Le uova? Tanti le bandiscono dalla dieta perché sono convinti che facciano male a causa dell’elevato contenuto di colesterolo nel tuorlo. Ma gli studi recenti dimostrano che l’ipercolesterolemia è causata solo in minima parte alle abitudini a tavola. «È da attribuire invece a fattori genetici (per esempio, alla familiarità con questo tipo di disturbo), al cattivo funzionamento della tiroide o a certe affezioni renali», spiega Maria Letizia Petroni, nutrizionista dell’Istituto auxologico italiano di Piancavallo, in provincia di Verbania. «Nulla vieta di consumare, se si è in buona salute, fino a quattro uova alla settimana. Quando si hanno problemi di ipercolesterolemia, il numero scende a due-tre, non più di un uovo per volta e senza associarlo alle proteine di altri secondi, tipo carne e latticini».
UN PIENO DI PROTEINE E VITAMINA D
Dietologi e nutrizionisti sono concordi nel promuovere l’uovo al primo posto nella scala dei nutrienti ad alto valore biologico per la sua composizione. I suoi benefici? È ricco di proteine, di grassi buoni (quelli monoinsaturi e polinsaturi), di ferro, di zinco, di fosfolipidi, di vitamine, in particolare la D (che contribuisce all’assorbimento intestinale di calcio e fosforo) e quelle del gruppo B e B12.

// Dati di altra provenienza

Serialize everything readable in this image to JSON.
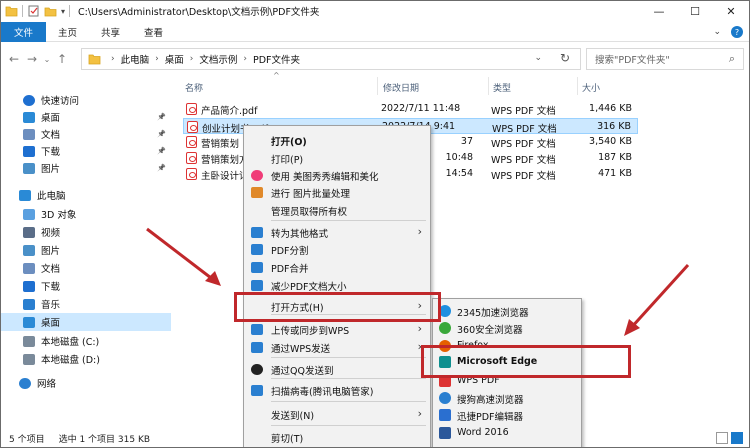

Per tutte le loro qualità, le uova fanno bene a:
• memoria e concentrazione;
• funzionalità epatica;
• prevenzione dell’aterosclerosi;
• formazione di ossa e muscoli;
• lotta all’iposideremia (cioè lo stato di mancanza lieve o grave di ferro nel sangue);
• prevenzione della calcolosi biliare;
• produzione di energia;
• dieta ipocalorica, perché garantiscono un’elevata sensazione di sazietà con un limitato apporto di calorie (circa 80 per un uovo di media grandezza).
CHI NON DEVE FARSELO MANCARE
Le uova dovrebbero essere una presenza costante nella dieta di alcune persone in particolare.
• I bambini e gli adolescenti. Un uovo al mattino a colazione qualche giorno alla settimana, come si usa nei Paesi anglosassoni, per i bimbi è l’ideale per fornire energie utili a tenere alta la concentrazione, ottenere un’adeguata quantità di fosfolipidi, essenziali per le performance cerebrali, e immagazzinare un carico di proteine tali da consentire un pranzo più leggero che non appesantisca le attività pomeridiane. Nelle adolescenti, soprattutto con la comparsa delle prime mestruazioni e le conseguenti perdite di sangue, aumenta il fabbisogno di ferro e l’uovo ne è un’ottima fonte (leggi: la dieta durante il ciclo). Mangiare uova, anche più volte la settimana, aiuta a riequilibrare i valori. «Per i bambini, meglio evitare l’uovo crudo che potrebbe favorire gastroenteriti», consiglia la nutrizionista Stefania Ruggeri (puoi chiederle un consulto), ricercatrice dell’Istituto nazionale di ricerca per gli alimenti e la nutrizione (Inran). «Perfetto un uovo strapazzato, magari con un po’ di latte per renderlo più soffice».
• I vegetariani. Chi bandisce dalla sua dieta carne e pesce può andare incontro a carenze di vitamina B12, che non è contenuta nei vegetali ed è fondamentale per il metabolismo del tessuto nervoso, per la maturazione dei globuli rossi, per la produzione del Dna e per la prevenzione della degenerazione mentale. Le uova evitano il problema (guarda: la dieta perfetta del vegetariano).
• Gli anziani. Spesso, in conseguenza di una dieta povera di proteine animali (per le difficoltà di masticazione), alcuni over 65 possono essere affetti da una carenza di zinco, responsabile in molti casi di una riduzione della risposta immunitaria e della conseguente fragilità nei confronti delle infezioni. Le uova bilanciano i valori. E hanno anche altri pregi per gli anziani: richiedono una preparazione rapida, sono nutrienti ma facilmente digeribili, costituiscono una provvista di sostanze a bassissimo costo (scopri la dieta ideale per gli over 65).
• Gli sportivi. Le uova non devono mancare a quanti praticano sport, per l’apporto sia di proteine ad alto valore biologico sia di zinco, entrambi basilari per la crescita e per il mantenimento della massa muscolare.